Eventually, the Camp Lejeune Justice Act was passed in 2022. Affected veterans, their civilian families, families of the deceased, as well as individuals who were unborn at the time, are now eligible to file a Camp Lejeune toxic water lawsuit.
The conditions for filing a claim include at least 30 days of prolonged exposure to the contaminated water between 1953 and 1987.
Why Veterans Are Still Hesitant to File Claims
Even though thousands of veteran families were affected by the Camp Lejeune water toxicity, many still have second thoughts about filing a claim. The reasons are varied, including:
- Some do not even believe that their claim will be approved in court.
- Some fear that their claim approval may take years.
- Some do not pursue a claim because they compare themselves to other affected families.
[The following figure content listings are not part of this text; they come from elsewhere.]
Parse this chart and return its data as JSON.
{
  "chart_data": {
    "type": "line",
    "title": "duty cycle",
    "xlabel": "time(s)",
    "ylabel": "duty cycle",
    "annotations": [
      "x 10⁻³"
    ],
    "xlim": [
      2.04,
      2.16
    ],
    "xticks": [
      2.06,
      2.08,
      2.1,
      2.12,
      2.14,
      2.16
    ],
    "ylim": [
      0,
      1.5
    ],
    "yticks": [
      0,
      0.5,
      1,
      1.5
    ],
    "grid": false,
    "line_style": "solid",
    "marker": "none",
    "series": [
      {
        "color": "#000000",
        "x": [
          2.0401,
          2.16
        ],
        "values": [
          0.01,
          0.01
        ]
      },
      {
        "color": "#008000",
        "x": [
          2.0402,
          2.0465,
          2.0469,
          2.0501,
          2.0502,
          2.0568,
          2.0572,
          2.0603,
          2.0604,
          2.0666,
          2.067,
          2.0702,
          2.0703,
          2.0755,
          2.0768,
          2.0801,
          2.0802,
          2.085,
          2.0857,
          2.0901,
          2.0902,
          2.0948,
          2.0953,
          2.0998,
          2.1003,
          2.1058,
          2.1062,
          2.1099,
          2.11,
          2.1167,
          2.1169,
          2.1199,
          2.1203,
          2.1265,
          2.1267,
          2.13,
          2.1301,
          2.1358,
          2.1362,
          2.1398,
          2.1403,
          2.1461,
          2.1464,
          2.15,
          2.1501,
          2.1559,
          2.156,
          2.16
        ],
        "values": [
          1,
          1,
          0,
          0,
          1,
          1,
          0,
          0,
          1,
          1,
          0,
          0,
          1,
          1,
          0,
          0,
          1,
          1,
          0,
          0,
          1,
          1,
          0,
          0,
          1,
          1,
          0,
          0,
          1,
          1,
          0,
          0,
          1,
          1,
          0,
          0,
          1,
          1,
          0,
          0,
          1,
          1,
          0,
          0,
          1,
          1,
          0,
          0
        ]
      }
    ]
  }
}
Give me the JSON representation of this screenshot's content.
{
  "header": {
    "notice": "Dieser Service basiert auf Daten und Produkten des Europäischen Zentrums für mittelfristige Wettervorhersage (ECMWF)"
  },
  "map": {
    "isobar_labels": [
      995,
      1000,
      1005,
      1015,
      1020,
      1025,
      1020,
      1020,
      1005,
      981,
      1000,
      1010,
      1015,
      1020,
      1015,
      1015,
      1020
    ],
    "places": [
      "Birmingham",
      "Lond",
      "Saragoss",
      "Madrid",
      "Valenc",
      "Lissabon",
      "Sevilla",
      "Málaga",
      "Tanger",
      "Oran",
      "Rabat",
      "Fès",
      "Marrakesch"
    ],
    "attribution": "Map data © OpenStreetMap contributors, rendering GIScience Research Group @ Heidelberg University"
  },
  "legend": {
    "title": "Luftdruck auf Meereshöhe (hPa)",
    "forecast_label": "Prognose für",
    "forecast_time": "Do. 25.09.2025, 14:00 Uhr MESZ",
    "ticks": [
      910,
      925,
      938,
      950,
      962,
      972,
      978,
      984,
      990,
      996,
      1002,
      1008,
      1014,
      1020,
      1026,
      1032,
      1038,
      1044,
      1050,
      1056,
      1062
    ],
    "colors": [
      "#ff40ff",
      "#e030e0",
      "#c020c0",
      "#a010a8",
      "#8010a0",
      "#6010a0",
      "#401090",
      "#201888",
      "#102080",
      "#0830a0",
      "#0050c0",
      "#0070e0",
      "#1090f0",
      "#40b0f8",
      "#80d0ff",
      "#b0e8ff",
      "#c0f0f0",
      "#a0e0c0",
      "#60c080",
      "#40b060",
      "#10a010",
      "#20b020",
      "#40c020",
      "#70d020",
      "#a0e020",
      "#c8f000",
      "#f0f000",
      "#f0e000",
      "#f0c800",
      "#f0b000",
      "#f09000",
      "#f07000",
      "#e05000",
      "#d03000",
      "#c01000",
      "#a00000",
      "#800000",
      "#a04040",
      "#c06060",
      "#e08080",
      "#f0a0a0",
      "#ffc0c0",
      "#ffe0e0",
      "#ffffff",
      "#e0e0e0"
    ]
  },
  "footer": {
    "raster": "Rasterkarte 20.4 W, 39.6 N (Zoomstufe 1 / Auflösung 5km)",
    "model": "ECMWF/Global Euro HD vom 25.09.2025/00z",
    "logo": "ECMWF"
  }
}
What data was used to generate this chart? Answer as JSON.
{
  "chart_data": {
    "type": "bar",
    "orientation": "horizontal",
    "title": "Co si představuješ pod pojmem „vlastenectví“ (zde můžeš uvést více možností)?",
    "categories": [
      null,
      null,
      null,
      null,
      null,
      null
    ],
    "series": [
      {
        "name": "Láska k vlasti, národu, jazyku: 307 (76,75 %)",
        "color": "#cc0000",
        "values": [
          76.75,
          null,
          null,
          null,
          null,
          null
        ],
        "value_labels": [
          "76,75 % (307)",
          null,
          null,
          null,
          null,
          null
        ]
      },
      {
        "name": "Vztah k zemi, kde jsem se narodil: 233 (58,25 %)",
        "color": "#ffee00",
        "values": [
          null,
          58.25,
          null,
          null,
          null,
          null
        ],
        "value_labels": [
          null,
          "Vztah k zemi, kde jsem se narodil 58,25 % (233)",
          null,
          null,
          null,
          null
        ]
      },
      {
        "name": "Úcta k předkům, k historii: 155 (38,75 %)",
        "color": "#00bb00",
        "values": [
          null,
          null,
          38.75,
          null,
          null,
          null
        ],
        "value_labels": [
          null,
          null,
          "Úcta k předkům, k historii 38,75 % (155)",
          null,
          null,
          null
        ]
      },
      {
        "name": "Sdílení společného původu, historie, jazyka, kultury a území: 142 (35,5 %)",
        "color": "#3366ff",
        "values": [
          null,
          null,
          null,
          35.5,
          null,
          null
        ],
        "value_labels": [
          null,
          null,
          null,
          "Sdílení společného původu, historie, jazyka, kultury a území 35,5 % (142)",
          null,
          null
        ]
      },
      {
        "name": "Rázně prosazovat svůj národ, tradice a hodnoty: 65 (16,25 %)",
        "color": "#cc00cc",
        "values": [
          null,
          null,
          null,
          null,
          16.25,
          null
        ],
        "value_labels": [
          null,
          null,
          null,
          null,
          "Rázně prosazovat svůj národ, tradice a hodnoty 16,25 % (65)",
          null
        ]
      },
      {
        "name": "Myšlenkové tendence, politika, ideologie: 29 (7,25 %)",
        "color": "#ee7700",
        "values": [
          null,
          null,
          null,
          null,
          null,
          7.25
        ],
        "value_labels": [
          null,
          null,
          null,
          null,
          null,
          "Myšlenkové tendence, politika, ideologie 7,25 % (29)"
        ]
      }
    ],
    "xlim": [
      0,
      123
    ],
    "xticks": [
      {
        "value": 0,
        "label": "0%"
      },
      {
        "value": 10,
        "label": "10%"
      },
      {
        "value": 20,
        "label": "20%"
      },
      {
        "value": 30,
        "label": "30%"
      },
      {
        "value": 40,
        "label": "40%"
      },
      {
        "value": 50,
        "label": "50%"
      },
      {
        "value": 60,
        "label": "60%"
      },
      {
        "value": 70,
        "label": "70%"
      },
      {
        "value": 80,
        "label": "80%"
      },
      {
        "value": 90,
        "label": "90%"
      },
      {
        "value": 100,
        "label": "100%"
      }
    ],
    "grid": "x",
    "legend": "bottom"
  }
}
They believe themselves to be not as severely impacted.
According to TorHoerman Law, lawyers are helping struggling veterans receive the compensation they deserve. To date, they have observed claimants receive settlements between $10,000 and $500,000 depending upon the losses endured.
The four-decade-long crisis has still not ended in some sense.
If anything, it has highlighted the importance of solid leadership, real-time hazard monitoring in water systems, and periodic testing of water quality. Not only that, but it is also suspected that there was a possible vapor intrusion that made even the indoor air dangerous at these facilities.
In the end, it is only relevant preventive measures that will help avert another gruesome tragedy.